From this sober-sounding scenario, Sturges--as he always did--goes all over the place, from sparkling dialogue to skittering slapstick to rich drenches of sentiment. And the melange has never worked better than it does here. Just for kicks, take three of the movie's set-pieces: Alfred's achingly funny dressing-down of August for siccing a detective on Daphne, the first fantasy where Alfred hatches an elaborate murder scheme, and Alfred's drunken attempt to carry out the scheme. Three scenes of complete different tones, and they all plausibly fit into the same movie. Now try to imagine any modern-day comedy-maker whose work would display the wit of any of those scenes.

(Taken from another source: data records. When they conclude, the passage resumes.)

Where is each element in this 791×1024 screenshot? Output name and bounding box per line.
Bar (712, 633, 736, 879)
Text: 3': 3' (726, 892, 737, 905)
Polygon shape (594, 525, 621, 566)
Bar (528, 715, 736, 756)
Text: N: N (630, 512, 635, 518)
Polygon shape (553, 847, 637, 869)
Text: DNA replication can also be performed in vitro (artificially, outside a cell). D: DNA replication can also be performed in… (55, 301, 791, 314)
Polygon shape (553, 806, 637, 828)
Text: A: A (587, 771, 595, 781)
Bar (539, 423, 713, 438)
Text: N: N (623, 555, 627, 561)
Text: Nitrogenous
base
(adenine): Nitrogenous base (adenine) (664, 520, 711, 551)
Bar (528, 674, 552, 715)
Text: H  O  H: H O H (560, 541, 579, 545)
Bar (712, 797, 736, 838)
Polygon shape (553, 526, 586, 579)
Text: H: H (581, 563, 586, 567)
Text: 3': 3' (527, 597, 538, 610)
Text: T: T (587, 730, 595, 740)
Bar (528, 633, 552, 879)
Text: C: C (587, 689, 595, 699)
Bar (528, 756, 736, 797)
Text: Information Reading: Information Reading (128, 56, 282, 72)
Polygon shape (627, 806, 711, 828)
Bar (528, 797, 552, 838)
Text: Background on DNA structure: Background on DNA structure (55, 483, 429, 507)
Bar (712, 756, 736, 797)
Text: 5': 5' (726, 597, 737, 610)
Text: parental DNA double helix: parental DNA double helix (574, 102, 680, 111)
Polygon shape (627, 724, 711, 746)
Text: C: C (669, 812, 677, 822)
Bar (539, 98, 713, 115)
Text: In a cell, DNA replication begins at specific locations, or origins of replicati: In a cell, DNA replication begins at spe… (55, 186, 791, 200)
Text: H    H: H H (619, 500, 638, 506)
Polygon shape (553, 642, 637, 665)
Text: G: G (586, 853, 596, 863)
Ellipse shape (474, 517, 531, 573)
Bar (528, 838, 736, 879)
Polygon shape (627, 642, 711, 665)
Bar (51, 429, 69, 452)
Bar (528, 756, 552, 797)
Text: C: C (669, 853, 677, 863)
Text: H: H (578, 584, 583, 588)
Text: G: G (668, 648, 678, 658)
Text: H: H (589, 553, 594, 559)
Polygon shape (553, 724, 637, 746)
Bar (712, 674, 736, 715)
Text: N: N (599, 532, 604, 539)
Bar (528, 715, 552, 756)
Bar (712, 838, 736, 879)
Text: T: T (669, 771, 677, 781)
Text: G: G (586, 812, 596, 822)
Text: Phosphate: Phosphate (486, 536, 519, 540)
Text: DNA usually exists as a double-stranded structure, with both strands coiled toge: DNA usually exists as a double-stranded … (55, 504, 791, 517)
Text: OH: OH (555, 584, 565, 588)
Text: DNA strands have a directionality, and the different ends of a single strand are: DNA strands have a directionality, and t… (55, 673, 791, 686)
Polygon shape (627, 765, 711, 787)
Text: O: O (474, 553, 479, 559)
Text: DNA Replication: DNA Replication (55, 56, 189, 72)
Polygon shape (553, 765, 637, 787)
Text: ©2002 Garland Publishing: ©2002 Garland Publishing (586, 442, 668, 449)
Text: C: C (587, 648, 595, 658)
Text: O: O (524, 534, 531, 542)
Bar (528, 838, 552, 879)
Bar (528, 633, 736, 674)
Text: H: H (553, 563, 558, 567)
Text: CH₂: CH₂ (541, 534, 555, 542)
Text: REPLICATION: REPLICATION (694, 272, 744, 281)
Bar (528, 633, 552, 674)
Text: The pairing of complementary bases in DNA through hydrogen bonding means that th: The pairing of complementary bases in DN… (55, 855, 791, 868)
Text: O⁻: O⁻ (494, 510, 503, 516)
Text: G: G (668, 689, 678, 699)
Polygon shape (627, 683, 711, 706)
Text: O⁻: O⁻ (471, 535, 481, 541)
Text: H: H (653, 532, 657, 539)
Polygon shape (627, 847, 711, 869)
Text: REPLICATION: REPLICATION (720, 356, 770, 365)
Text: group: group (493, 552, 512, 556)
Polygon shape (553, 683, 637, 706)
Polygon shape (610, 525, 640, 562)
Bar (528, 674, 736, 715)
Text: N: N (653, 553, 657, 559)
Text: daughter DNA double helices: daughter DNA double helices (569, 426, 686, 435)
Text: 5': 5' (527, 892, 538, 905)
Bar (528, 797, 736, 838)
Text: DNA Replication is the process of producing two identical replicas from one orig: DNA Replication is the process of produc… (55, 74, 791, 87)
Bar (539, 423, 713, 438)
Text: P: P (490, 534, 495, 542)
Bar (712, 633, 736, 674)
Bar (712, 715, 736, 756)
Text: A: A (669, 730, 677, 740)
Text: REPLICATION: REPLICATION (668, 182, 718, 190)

The Criterion Collection DVD of the movie does it full justice. It includes a seemingly irrelevant but nonetheless enjoyable critique of Sturges' work from Monty Python alumnus Terry Jones. And an interview with Sturges' widow Sandy, as well as copies of voluminous memoes to Sturges from uncredited producer Darryl Zanuck, demonstrate why the movie was initially a colossal box-office failure. Zanuck hounded Sturges to the point that the gifted creator of (to name but two) The Palm Beach Story and The Miracle of Morgan's Creek began doubting himself as a writer, resulting in the final humiliation of Zanuck cutting the film on his own. Then a timely scandal involving Rex Harrison forever killed the box-office chances of a black comedy starring Harrison as an ostensible woman-murderer.

Happily, Unfaithfully Yours, like Chaplin's similarly dark Monsieur Verdoux, survived its prudish times and has become renowned as a great movie. Alfred's take on Delius might be delirious (as professed by one of his fans, played by the great Sturges alumnus Edgar Kennedy)...but Sturges himself remains stupendous.